Adjusting Overhead Costs for Less Volatility

Rochester, New York

Client Overview


The manufacturing business was in a competitive market where a small pricing change could mean the loss of a contract to other competitors.

 

The Opportunity


The client was losing more bids and noticed that when costing potential jobs they seemed to be higher than the prior years by a percentage larger than management would expect. There were some questions on proper inventory movement and controls, and also on overhead allocation. The company was unsure that the costing was proper and accurate, and was having some unusual variances in their standard costing system on a monthly basis.
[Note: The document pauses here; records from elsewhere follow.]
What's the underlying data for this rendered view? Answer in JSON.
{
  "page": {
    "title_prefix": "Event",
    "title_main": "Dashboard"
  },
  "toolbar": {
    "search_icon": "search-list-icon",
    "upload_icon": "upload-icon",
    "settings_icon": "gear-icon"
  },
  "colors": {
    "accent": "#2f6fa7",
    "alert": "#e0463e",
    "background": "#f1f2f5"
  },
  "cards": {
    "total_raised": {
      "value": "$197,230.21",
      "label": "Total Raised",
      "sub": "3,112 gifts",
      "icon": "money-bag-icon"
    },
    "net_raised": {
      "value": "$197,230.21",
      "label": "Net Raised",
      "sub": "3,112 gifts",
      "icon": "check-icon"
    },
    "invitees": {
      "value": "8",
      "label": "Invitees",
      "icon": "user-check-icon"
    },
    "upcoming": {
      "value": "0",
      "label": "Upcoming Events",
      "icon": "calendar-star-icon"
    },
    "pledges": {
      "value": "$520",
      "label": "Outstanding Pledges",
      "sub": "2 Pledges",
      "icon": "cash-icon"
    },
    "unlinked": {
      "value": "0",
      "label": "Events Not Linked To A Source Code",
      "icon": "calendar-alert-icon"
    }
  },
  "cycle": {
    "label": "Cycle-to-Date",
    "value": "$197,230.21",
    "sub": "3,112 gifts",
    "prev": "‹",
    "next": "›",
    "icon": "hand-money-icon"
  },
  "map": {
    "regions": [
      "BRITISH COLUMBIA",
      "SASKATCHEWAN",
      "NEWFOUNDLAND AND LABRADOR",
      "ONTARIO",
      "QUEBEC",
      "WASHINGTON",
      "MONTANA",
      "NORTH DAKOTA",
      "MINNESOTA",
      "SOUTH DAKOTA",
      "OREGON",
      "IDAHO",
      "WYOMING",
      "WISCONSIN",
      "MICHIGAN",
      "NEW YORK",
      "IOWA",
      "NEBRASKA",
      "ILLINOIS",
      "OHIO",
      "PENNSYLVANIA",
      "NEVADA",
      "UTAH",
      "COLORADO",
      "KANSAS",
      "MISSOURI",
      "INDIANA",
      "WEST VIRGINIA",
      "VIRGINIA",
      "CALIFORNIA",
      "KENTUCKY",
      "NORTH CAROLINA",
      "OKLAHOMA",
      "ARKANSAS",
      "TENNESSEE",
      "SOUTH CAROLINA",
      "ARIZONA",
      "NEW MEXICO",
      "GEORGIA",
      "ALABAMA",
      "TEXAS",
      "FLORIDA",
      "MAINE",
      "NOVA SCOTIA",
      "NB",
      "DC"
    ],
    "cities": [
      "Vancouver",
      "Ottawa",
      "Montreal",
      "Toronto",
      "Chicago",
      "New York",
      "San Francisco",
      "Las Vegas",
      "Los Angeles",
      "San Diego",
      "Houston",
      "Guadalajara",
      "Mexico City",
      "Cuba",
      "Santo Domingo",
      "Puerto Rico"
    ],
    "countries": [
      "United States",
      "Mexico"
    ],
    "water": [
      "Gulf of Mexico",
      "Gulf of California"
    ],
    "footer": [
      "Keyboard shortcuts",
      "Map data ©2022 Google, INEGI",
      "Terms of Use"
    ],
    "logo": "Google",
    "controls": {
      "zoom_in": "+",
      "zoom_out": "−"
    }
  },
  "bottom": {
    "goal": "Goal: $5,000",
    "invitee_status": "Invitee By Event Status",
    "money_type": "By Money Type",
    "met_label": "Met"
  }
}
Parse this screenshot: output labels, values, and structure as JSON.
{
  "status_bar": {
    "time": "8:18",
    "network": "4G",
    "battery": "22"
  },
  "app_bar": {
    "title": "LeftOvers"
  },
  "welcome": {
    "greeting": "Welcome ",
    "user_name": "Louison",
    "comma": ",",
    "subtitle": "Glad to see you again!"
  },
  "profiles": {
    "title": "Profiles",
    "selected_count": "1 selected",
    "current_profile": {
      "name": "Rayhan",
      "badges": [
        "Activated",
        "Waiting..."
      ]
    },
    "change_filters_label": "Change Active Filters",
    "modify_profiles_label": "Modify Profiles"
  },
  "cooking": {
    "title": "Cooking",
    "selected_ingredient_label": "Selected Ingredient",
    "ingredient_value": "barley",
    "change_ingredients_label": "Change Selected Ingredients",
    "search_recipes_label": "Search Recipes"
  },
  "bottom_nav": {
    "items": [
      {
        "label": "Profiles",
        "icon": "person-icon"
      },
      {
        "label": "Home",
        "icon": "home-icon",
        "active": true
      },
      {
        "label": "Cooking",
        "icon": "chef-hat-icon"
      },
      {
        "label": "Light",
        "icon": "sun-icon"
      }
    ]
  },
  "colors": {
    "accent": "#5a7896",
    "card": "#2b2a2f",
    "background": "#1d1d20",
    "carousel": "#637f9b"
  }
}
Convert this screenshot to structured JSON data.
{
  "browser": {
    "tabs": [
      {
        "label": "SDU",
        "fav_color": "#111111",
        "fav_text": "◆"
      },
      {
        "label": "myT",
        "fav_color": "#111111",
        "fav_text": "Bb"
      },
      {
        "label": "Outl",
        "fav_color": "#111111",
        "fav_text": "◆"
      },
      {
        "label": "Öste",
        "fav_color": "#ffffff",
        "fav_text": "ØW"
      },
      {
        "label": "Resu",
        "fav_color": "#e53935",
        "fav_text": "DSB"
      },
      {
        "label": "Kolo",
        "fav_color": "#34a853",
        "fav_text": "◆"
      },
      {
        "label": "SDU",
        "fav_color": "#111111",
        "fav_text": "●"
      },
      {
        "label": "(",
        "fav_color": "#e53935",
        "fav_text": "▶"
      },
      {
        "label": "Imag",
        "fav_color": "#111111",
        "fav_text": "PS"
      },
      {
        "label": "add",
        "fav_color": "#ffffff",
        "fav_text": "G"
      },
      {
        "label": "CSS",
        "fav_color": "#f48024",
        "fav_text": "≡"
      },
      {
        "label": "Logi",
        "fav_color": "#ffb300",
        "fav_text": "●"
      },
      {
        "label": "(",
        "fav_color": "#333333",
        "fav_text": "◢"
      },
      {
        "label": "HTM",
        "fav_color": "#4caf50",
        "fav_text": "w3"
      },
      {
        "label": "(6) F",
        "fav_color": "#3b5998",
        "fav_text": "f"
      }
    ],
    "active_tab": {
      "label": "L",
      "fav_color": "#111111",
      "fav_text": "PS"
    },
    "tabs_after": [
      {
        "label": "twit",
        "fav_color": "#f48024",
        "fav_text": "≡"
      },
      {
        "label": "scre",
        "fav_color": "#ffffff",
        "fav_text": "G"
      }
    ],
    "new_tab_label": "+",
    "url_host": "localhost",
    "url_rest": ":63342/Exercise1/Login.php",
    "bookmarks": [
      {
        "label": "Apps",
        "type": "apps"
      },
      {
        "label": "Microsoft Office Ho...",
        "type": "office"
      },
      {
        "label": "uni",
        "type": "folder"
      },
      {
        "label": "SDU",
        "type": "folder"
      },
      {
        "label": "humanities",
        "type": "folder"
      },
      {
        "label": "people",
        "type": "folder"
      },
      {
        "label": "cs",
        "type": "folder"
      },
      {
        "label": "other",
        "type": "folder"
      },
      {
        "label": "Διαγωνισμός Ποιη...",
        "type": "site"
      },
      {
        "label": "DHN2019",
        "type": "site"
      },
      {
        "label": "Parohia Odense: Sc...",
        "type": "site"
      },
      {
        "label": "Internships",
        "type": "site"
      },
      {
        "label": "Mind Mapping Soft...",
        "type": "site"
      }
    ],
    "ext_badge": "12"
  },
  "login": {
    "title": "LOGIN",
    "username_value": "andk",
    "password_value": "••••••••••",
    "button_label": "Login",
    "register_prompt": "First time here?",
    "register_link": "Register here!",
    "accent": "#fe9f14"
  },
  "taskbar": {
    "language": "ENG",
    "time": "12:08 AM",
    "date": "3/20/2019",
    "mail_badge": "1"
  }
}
Costs were driven down and the company began to win more bids and had a better understanding its cost and profitability and how to better assess inventory variances going forward.

The Solution


We reviewed the overhead allocation and noticed that some calculations were adding in more overhead for jobs when the full manufacturing floor was not be utilized, rather than the portion for the particular jobs. This was driving up pricing by about $5 per item, which was causing the company to lose bids. In addition, we reviewed the accounting system inventory movement by tracing certain raw materials, WIP, and burden rates from start to finish and noticed that some of the initial setups for finished goods were improperly pulling additional direct labor due to parts being combined in assembly. This was changing the standards, and then also affecting the normal variances.

 

The Outcome


We worked with management to reassess the manufacturing overhead and the method of allocating the overhead to potential jobs to ensure accuracy. In addition, a sample of the inventory was tested and inventory standard entries and movement were updated to ensure proper costing by the ERP system. The head of operations and purchasing then went through the inventory database to fix any errors and then put in place additional inventory controls when adding parts, assigning standard costs, and for the assembly of multiple parts for a finished good. This drove down the cost of potential jobs, and the company began to win more bids and had a better understanding its cost and profitability and how to better assess inventory variances going forward.